I learned of Rana Jawad´s book early last year. I could not find it in Libya nor in Austria, so I ordered it through Amazon. It only took the short period of ten weeks from ordering it to its delivery, maybe they thought that time doesn´t matter in Libya ;-)
The book has two parts: At first a surprsingly long part (making up 3/4 of the book) about how life was in in Gadaffi´s Libya. From private life over how journalists were treated up to official events. I you only happen to come to Libya after the revolution, this is your "Dummy´s guide to Libya". For most of this part I could only nod my head and have sometimes a smile on my lips.

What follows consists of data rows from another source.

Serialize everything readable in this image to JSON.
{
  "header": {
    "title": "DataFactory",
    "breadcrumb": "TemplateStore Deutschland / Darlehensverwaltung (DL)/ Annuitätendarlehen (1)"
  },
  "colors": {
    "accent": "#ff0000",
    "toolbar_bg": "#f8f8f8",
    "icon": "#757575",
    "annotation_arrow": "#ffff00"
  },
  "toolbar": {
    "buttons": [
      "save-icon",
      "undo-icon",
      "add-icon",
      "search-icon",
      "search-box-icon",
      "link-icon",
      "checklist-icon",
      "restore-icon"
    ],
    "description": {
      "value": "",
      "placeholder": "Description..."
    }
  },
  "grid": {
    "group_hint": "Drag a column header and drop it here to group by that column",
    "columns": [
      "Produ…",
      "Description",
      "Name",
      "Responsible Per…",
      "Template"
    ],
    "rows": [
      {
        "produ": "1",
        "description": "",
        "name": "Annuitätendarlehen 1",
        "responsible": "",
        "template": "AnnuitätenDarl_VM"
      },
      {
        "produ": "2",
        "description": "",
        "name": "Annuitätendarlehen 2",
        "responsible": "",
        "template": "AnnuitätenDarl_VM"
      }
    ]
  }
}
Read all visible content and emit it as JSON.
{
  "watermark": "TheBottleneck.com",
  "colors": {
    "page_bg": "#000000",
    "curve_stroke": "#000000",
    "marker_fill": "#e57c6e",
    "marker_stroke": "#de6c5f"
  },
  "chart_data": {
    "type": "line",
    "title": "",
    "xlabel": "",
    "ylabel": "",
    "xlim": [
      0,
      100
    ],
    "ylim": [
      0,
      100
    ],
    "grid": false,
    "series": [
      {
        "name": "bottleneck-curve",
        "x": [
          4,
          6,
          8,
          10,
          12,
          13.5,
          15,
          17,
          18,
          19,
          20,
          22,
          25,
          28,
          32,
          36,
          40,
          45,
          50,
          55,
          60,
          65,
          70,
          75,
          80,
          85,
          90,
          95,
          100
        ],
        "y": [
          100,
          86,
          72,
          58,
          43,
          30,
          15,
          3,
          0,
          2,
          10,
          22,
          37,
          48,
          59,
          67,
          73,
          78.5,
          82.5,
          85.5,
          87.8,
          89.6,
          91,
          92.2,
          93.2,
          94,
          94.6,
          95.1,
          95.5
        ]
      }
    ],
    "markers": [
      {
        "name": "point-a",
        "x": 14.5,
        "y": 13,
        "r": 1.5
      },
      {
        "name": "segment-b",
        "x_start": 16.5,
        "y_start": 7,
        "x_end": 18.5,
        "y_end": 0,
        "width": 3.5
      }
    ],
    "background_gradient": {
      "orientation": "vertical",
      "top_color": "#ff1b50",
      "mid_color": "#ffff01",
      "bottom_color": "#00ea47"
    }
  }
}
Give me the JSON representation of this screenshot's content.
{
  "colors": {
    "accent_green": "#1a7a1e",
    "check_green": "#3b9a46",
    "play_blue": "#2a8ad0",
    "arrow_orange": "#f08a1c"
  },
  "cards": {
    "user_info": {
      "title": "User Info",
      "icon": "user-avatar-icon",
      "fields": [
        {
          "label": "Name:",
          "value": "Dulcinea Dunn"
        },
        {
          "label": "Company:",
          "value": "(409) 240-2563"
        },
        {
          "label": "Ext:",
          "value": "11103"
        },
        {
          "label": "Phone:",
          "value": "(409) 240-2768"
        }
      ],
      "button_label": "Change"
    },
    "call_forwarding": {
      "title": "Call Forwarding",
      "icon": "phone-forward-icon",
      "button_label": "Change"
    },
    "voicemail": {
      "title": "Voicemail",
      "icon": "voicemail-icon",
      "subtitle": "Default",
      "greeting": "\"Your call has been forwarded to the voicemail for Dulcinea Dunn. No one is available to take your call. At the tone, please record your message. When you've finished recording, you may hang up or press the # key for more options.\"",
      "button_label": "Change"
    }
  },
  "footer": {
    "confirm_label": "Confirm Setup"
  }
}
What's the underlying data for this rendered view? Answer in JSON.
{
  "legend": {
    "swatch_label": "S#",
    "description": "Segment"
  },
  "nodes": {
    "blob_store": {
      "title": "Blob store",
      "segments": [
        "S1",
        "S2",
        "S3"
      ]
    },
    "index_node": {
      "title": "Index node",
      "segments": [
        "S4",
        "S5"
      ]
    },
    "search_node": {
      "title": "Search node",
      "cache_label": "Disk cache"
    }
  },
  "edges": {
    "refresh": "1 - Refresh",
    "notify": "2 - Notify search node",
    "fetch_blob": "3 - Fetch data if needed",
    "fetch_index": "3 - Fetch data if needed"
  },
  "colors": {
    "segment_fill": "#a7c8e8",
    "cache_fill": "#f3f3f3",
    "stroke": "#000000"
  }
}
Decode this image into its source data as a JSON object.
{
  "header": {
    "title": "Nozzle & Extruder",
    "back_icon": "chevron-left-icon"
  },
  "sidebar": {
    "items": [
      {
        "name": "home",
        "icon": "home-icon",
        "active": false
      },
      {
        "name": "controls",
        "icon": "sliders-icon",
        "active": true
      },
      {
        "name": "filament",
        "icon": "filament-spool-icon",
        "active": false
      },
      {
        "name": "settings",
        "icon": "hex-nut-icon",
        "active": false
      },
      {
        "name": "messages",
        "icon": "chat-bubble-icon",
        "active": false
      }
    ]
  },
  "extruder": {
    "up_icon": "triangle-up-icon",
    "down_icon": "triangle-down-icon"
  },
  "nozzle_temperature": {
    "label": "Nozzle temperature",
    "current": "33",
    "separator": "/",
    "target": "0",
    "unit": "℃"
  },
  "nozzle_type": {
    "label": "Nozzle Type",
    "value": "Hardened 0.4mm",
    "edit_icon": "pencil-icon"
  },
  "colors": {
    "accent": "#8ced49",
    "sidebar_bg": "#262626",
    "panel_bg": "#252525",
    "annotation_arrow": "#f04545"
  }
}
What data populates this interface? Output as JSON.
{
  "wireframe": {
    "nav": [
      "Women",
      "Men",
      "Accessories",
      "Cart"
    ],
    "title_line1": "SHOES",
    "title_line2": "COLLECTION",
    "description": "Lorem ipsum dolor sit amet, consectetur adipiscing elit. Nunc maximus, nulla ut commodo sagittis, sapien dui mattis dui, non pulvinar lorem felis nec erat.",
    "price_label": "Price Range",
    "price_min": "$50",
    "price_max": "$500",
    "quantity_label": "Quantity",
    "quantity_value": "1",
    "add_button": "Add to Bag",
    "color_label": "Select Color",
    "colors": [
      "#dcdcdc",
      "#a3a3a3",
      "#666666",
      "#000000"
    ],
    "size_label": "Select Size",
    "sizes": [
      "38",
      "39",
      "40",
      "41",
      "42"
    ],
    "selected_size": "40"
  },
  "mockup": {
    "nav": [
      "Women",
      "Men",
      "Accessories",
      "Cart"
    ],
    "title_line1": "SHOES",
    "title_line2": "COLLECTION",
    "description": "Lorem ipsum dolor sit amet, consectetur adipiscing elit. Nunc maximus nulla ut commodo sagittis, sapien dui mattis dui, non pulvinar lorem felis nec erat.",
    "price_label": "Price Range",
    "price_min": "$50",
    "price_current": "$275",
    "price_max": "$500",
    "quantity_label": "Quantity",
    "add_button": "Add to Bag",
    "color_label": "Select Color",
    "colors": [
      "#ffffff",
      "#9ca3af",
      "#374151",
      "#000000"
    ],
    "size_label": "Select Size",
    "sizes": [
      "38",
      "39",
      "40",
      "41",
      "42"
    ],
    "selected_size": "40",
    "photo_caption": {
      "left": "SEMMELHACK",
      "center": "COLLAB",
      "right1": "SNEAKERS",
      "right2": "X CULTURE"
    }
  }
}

Of course it also brought up many old memories about how life was at those times.
However, I must add one thing: Rana described the "Great Man Made River Project" as the "Great Man Made Boring", describing it as the most boring thing she had experienced in Libya.
I strongly believe that the whole project is an incredible piece of engineering work. Unseen anywhere in the world. Pumping desert water over thousands of kilometers, making the desert green, bringing water to the coast. Many experienced in late 2011 what the project meant when the water stopped flowing. At the same time I always felt, that from an economic as well as an environmental point of view, this project was completely crazy. A waste of ressources. An Austrian consultancy, entrusted the judge the whole project in 2010 could not believe what they encountered. Their assessment was that water would last only for another 70 years.
On a different note, I would like to add, Rana, that our neighbours Switzerland are not part of Northern Europe !
The second part, tells about the 6 months of the revolution in Tripoli. Interesting insight, however I would have loved to read more about that times. Especially the time after May 2011 is completely missing. I personally, having been in Tripoli end July 2011, found that this was the most fierce but also interesting time of the revolution. It was the time when Tripoli was half empty and you had a feeling of a belagered city while NATO bombs were falling day and night.
Finally I am missing a bit of "witness reports" of the residents of Tripoli. After reading the book, I feel like in Tripoli there were only revolutionaries and that everybody was waiting for the "zero hour". Hearing some reports from the other side would be equally interesting. But I guess the interviews for those people would have to be done in Tunisia these days.

1 Kommentar:

  1. Interesting review. The other side, as you mention, has slipped "down the memory hole"- as John Pilger put it. I used to wonder what the book would be like. Now I know and I haven't missed anything.
    Someone from the 'third' side of the Libyan war.